The future of Civil Judicial Cooperation between the EU-27 and the UK after Brexit is an important issue. Once the UK ceases to be subject to common EU rules in the sphere of Civil Judicial Cooperation such as the Re-Cast Brussels Regulation it will lose the benefits of those rules, which provide certainty on which country’s courts may hear a civil or commercial cross-border disputes and ensure that the resulting judgment can be recognised and enforced across borders. The rules also help to prevent multiple court cases taking place on the same subject matter in different countries and reduce the costs and expenses for the parties involved. The rules in the area of Civil Judicial Cooperation are significant for UK businesses, the legal services sector, individuals and families (in relation to family maintenance arrangements).
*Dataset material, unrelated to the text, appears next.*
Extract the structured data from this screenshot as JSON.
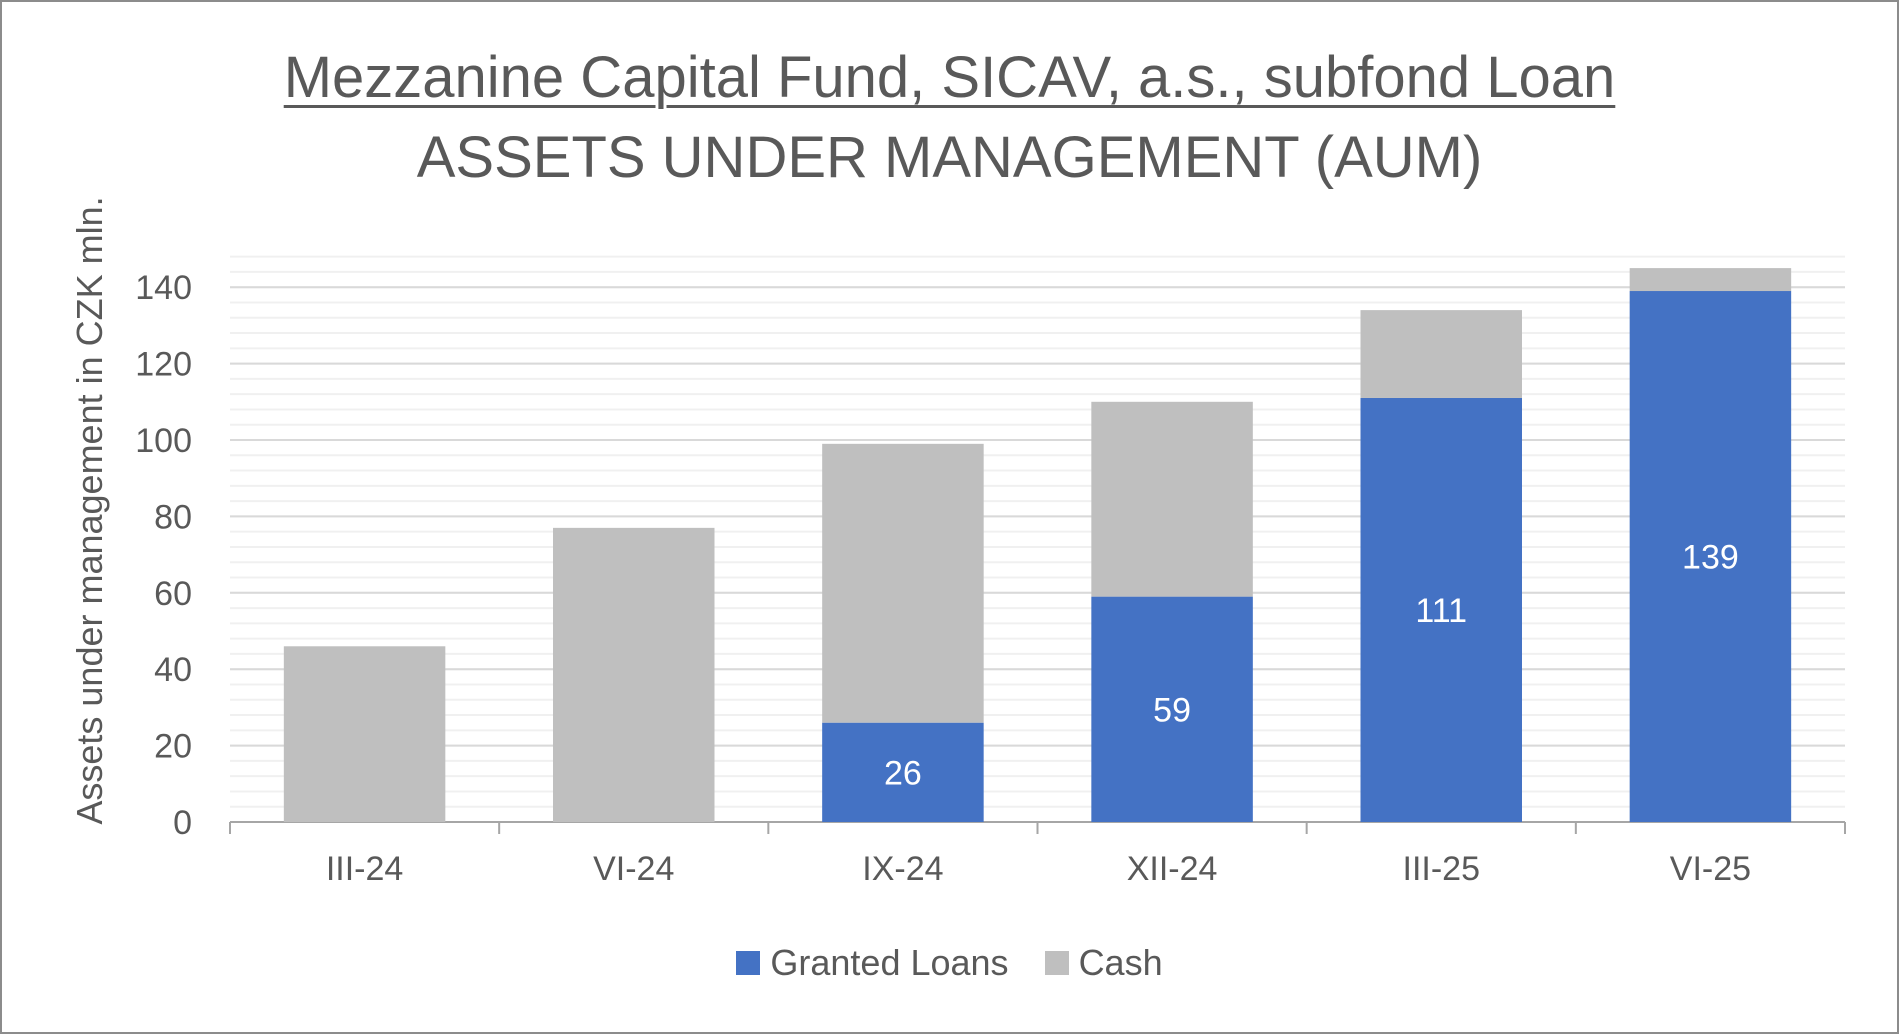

Post-Brexit the UK Government’s intention is to accede to the Lugano Convention 2007, although it has given some consideration to a bespoke bi-lateral agreement: see the White Paper to Parliament on 12 July 2018 setting out its proposals to develop and agree the framework for the future relationship with the EU. The proposals in the White Paper on civil judicial cooperation built on the Framework for the UK-EU Partnership: Civil Judicial Co-operation published by the UK government in June 2018. Lugano provides a regime that is largely equivalent to the EU rules as between the EU, Denmark, Iceland, Norway and Switzerland. Attention has been re-focussed on the potential accession by the UK to Lugano because of the recent statements of support from Norway, Iceland and Switzerland for the UK’s intent to accede to the Lugano Convention.
Common rules generally pre-suppose that a common interpretation and a mechanism for resolving disputes is desirable. The EU Court of Justice performs this role for the EU-27 in relation to the EU rules in this sphere, including in relation to the interpretation of the Lugano Convention. Any continuing role for the EU Court of Justice so far as the UK is concerned post-Brexit remains a politically difficult issue.
The position under Protocol No 2 to the Lugano Convention provides greater flexibility to those state signatories outside the EU as it only requires the courts of non-EU Member States (of which the UK would be one) to “pay due account” to the case-law of the EU Court of Justice on the Brussels Regulation. Hence, Protocol No 2 appears to provide an acceptable way for UK courts to respect the case-law of the ECJ – without being bound by it – in the post-Brexit scenario.
Now that Switzerland and the EFTA States position in favour of the UK’s accession to Lugano has been clarified the EU’s position is awaited. While the looser interpretive obligation in Protocol No2 that would apply and the lack of EU Court of Justice jurisdiction will be less conducive in the EU’s eyes to ensuring a uniform approach than is currently the case, the fact remains that that is the position already for the existing non-EU signatories to the Lugano Convention. Moreover, despite any perceived disadvantages of this sort the Lugano Convention would still deliver a greater degree of harmonisation between the EU-27 and the UK than if the UK reverted to applying the common law rules on jurisdiction at the end of the transition period. In addition the Lugano Convention offers (dare one say it) a relatively “oven ready” option. While negotiating other bi-lateral options may be perceived to be healthier “time-poor” negotiators may conclude that the costs of doing so outweigh the benefits.